ABSTRACT

It is this chapter, perhaps more than any other in the book, which demonstrates the interrelationship of thinking and understanding to all aspects of children’s experience. Children’s thinking and understanding occurs in, and is conditioned by, the social and cultural contexts in which it takes place. Those contexts embody particular constructs of childhood and what are seen as appropriate ways of inducting children into a culture and ‘bringing them up’. In addition, the ways in which children see themselves as thinkers and learners is dependent upon their self-image, self-esteem and view of themselves as part of their surrounding social world. It is a reciprocal process in which the socio-affective domain impacts upon children’s cognitive development and vice versa. Meadows suggests that there is ‘good reason to believe that the social and interpersonal context is particularly important in the development of complex cognitive skills’ (1993:367). The importance of this area is reflected in the emphasis placed upon it in policy documents, for example, DfEE (2000), Ministry of Education New Zealand (1996) and practitioner-focused books such as Dowling (2000) and Roberts (2002).

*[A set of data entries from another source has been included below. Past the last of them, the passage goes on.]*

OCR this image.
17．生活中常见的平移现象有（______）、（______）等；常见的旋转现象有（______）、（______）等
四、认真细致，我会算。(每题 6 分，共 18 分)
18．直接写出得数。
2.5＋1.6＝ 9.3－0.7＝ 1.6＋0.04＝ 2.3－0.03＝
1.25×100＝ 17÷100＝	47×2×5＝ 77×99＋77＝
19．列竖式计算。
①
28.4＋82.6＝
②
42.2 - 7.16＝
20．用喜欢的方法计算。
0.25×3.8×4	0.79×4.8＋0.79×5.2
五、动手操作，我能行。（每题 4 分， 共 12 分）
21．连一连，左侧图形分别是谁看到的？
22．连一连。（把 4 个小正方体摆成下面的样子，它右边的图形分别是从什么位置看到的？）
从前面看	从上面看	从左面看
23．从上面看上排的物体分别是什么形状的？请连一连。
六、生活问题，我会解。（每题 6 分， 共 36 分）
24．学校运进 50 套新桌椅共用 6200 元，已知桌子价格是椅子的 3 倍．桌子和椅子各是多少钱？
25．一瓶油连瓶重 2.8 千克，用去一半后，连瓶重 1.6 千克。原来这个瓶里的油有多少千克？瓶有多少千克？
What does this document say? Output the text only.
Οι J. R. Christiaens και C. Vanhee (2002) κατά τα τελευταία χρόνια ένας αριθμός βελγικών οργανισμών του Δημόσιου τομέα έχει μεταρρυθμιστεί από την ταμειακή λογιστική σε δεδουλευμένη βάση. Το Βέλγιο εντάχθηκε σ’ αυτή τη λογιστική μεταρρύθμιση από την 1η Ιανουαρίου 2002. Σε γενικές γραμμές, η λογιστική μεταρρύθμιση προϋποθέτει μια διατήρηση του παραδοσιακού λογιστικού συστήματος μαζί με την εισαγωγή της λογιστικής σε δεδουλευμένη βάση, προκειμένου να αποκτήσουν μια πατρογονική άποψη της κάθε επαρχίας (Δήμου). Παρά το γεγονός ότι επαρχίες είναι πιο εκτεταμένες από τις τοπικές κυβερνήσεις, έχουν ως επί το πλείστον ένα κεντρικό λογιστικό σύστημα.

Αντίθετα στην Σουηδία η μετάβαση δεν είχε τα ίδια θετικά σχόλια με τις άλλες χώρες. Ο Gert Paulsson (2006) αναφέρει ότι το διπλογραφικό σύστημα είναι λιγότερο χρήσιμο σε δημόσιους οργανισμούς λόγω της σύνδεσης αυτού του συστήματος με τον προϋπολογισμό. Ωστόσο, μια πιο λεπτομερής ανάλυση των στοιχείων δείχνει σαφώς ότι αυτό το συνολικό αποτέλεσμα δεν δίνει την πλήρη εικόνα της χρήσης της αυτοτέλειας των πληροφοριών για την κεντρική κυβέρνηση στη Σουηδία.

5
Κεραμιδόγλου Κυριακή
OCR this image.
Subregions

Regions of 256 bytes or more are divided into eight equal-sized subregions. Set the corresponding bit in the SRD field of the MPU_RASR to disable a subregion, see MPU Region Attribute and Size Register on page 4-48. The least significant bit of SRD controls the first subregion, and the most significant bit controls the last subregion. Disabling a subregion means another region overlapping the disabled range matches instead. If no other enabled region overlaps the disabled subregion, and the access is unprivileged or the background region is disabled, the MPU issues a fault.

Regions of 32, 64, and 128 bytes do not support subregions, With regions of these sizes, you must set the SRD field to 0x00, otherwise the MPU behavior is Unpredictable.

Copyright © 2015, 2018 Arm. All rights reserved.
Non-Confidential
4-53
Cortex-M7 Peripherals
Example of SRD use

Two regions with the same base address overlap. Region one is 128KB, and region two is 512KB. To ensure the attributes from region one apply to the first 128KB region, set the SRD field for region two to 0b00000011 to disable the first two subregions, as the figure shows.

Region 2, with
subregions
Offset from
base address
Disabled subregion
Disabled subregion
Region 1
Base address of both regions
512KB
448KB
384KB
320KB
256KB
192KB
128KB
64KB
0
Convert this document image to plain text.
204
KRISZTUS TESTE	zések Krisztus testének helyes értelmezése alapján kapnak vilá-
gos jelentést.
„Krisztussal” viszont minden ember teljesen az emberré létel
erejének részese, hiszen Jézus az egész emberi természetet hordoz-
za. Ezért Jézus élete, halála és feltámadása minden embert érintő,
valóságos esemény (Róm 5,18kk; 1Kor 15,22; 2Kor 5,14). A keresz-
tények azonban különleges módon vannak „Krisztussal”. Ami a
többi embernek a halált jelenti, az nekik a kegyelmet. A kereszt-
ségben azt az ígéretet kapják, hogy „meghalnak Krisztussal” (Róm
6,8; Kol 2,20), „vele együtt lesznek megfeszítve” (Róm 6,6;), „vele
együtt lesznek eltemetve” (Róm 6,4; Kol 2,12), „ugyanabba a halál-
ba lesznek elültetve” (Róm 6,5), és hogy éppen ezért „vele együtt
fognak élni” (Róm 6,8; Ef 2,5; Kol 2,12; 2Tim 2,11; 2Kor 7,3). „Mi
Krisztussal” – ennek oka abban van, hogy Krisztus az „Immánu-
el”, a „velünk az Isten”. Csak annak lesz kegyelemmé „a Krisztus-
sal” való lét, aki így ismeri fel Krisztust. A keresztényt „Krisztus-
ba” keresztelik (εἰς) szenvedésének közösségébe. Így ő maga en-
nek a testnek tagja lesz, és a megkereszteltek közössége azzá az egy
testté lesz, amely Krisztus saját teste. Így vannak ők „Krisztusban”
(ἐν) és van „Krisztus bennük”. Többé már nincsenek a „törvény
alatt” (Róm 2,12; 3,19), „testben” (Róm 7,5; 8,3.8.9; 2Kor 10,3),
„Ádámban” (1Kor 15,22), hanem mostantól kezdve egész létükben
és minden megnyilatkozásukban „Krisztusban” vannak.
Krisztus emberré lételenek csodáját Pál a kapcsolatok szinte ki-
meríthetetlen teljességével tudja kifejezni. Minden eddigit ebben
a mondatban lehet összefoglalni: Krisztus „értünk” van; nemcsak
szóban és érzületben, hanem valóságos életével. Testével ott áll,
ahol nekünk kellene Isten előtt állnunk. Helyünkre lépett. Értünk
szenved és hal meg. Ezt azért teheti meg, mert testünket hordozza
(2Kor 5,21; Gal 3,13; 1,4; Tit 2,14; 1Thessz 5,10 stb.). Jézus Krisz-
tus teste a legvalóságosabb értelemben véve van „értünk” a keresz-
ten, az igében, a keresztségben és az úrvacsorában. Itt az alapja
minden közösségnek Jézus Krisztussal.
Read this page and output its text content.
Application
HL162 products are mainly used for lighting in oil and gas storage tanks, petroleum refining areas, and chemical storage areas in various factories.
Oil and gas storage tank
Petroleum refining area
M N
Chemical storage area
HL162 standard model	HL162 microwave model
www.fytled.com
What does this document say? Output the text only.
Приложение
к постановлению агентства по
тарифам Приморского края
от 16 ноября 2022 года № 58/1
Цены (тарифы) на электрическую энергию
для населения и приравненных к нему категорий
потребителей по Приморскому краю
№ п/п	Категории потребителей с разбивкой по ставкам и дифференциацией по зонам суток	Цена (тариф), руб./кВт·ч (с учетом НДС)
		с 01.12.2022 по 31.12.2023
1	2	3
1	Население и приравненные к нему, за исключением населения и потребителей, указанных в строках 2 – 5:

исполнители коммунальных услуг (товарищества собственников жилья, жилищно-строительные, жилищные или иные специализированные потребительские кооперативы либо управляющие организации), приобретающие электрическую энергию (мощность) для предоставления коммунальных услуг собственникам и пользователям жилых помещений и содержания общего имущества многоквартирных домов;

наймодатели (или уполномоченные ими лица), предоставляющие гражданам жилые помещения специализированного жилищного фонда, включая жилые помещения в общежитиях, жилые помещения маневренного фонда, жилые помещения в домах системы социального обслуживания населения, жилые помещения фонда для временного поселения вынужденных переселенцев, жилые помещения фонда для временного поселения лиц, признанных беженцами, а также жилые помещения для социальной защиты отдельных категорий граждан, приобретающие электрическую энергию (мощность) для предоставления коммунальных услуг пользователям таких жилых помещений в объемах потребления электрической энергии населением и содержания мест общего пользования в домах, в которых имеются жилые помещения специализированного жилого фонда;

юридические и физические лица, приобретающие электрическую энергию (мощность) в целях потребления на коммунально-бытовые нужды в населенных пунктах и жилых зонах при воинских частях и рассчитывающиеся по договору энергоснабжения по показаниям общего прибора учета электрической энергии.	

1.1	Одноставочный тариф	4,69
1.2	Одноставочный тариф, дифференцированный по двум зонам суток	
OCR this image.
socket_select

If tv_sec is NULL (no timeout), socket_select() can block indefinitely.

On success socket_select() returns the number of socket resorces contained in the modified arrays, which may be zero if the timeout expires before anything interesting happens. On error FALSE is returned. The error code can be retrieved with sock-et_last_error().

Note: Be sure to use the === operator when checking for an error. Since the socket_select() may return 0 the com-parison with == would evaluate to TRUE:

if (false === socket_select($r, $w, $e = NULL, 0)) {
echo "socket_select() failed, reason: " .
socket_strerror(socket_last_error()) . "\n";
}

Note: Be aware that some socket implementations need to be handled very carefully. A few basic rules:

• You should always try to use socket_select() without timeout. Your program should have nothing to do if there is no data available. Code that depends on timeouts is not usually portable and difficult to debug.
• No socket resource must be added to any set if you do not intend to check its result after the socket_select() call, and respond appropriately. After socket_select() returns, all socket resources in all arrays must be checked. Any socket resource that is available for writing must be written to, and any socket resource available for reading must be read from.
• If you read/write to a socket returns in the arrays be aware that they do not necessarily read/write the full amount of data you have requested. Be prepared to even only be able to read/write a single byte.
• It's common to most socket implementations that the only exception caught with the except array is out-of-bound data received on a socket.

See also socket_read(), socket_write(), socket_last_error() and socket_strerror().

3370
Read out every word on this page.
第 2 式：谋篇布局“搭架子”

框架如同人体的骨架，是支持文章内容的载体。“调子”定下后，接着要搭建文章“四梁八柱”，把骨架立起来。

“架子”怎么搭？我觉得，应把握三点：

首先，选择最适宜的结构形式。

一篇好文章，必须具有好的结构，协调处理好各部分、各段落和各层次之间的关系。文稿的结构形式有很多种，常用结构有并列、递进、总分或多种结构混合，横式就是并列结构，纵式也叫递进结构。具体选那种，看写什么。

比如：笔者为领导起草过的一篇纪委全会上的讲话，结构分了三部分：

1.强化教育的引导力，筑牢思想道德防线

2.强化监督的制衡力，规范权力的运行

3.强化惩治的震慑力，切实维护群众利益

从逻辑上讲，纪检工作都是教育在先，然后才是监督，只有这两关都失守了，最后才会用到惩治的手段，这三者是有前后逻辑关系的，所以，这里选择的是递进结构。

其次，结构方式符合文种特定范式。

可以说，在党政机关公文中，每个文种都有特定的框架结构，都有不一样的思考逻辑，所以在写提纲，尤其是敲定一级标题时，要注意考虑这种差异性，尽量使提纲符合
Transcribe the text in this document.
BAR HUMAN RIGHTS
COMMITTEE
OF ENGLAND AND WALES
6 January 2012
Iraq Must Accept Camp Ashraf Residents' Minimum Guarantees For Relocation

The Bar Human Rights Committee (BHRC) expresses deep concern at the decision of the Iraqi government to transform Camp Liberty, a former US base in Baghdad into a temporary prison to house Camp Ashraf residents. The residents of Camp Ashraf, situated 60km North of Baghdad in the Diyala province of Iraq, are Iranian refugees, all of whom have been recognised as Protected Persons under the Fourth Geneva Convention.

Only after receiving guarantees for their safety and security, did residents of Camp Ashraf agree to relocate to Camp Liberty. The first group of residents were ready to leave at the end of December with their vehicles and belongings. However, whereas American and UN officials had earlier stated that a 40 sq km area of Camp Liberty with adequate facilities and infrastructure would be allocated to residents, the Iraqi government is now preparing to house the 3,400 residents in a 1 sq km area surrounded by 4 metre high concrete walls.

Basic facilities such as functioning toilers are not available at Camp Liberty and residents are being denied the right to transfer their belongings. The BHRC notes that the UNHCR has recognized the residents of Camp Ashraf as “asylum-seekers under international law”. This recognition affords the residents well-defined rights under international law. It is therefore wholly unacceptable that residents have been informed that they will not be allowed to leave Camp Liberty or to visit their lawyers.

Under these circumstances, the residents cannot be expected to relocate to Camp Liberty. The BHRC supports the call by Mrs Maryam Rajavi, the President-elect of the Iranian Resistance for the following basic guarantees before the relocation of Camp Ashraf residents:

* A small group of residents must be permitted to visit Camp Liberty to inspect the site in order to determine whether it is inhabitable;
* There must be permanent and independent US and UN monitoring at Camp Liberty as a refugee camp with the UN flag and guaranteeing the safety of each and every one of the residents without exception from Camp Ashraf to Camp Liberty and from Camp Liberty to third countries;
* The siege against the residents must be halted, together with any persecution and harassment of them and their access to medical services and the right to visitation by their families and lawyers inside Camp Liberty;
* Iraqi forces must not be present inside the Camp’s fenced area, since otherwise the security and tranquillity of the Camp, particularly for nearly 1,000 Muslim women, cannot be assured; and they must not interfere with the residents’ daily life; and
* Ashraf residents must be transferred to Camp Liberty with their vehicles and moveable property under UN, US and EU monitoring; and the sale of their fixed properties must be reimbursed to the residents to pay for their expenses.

Dunn (1993) outlines the growth of interest in this area:

Cognitive development was formerly conceptualized chiefly in terms of an individual actively exploring and acting on his or her environment in an autonomous fashion. Now, however, the social interactions and relationships within which children grow up are widely accepted as important in their cognitive development, both in fundamental cognitive advances and influencing cognitive performance.